11.6 Direct marketing
We will especially offer the proper to item to direct advertising. A Data Subject’s objection to direct advertising could be directly honoured. If a customer opts out at any time, their details might be suppressed as soon as possible. Suppression includes retaining just sufficient records to make certain that advertising options are reputable within the destiny.

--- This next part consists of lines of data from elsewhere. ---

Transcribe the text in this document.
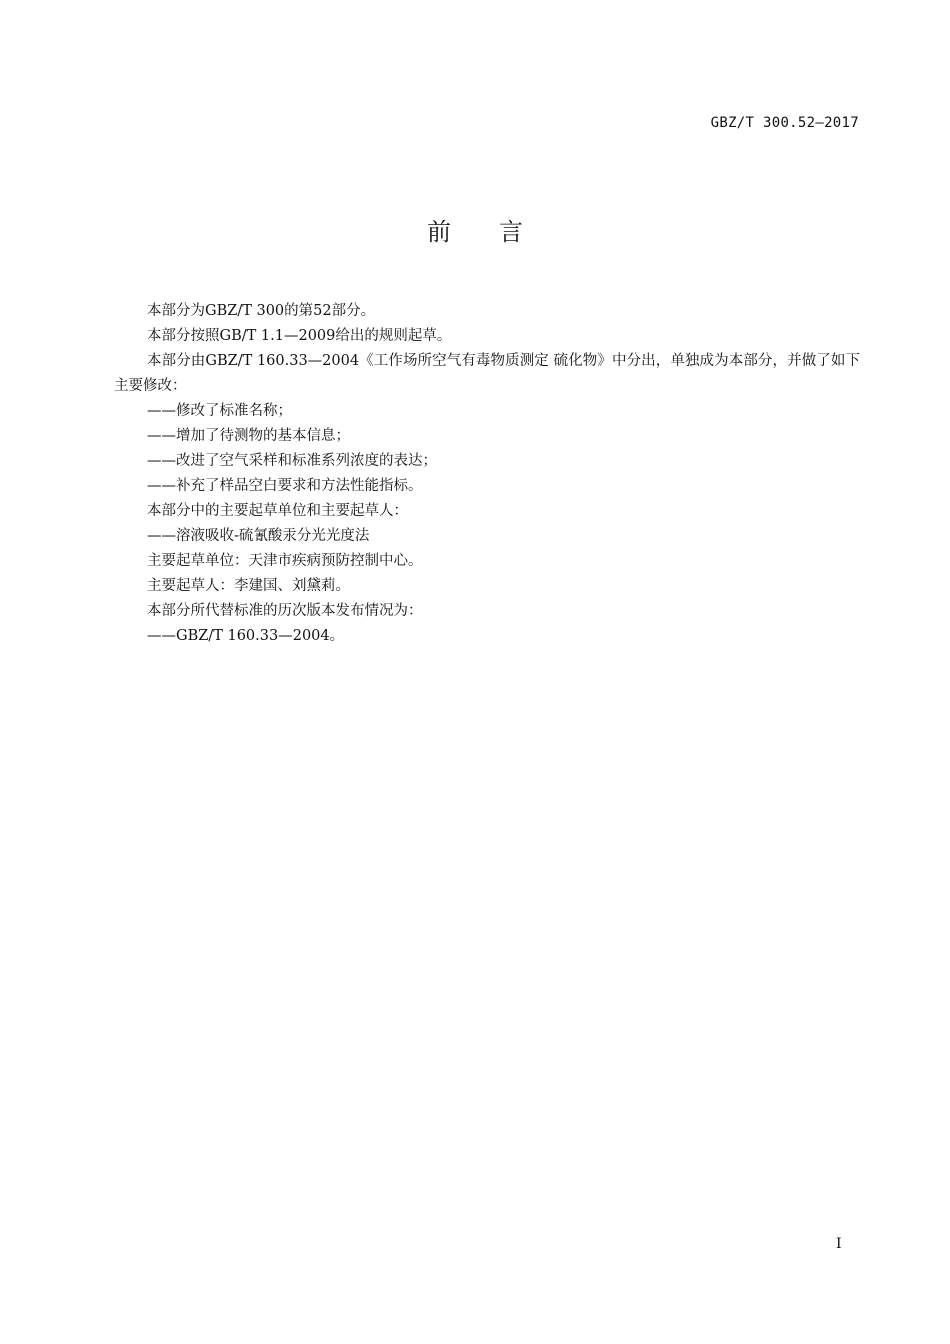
GBZ/T 300.52—2017
前 言

本部分为GBZ/T 300的第52部分。

本部分按照GB/T 1.1—2009给出的规则起草。

本部分由GBZ/T 160.33—2004《工作场所空气有毒物质测定 硫化物》中分出，单独成为本部分，并做了如下主要修改：

——修改了标准名称；

——增加了待测物的基本信息；

——改进了空气采样和标准系列浓度的表达；

——补充了样品空白要求和方法性能指标。

本部分中的主要起草单位和主要起草人：

——溶液吸收-硫氰酸汞分光光度法

主要起草单位：天津市疾病预防控制中心。

主要起草人：李建国、刘黛莉。

本部分所代替标准的历次版本发布情况为：

——GBZ/T 160.33—2004。

I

11.7 Sharing Personal Data
Generally we are not allowed to percentage Personal Data with 1/3 events except certain safeguards and contractual preparations were put in location. We will most effective proportion the Personal Data we keep if the recipient has a job-associated need to realize the facts and the transfer complies with any applicable pass-border transfer regulations. We will most effective percentage the Personal Data we keep with 1/3 events, such as our service providers, if:
(a) they have got a need to understand the records for the purposes of imparting the shriveled offerings;
(b) sharing the Personal Data complies with a Privacy Notice supplied to the Data Subject and, if required, the Data Subject’s Consent has been obtained;
(c) the 1/3 celebration has agreed to comply with required records security;
(d) the transfer complies with any relevant pass border switch restrictions, and
(e) a fully done written agreement that incorporates GDPR accredited 1/3 birthday celebration clauses has been acquired.
12. Changes to this Privacy Statement
Changes to this Privacy Statement may be made any time so please check lower back often to attain the modern day reproduction of this Statement. This Privacy Statement does now not override any relevant information privacy laws and guidelines.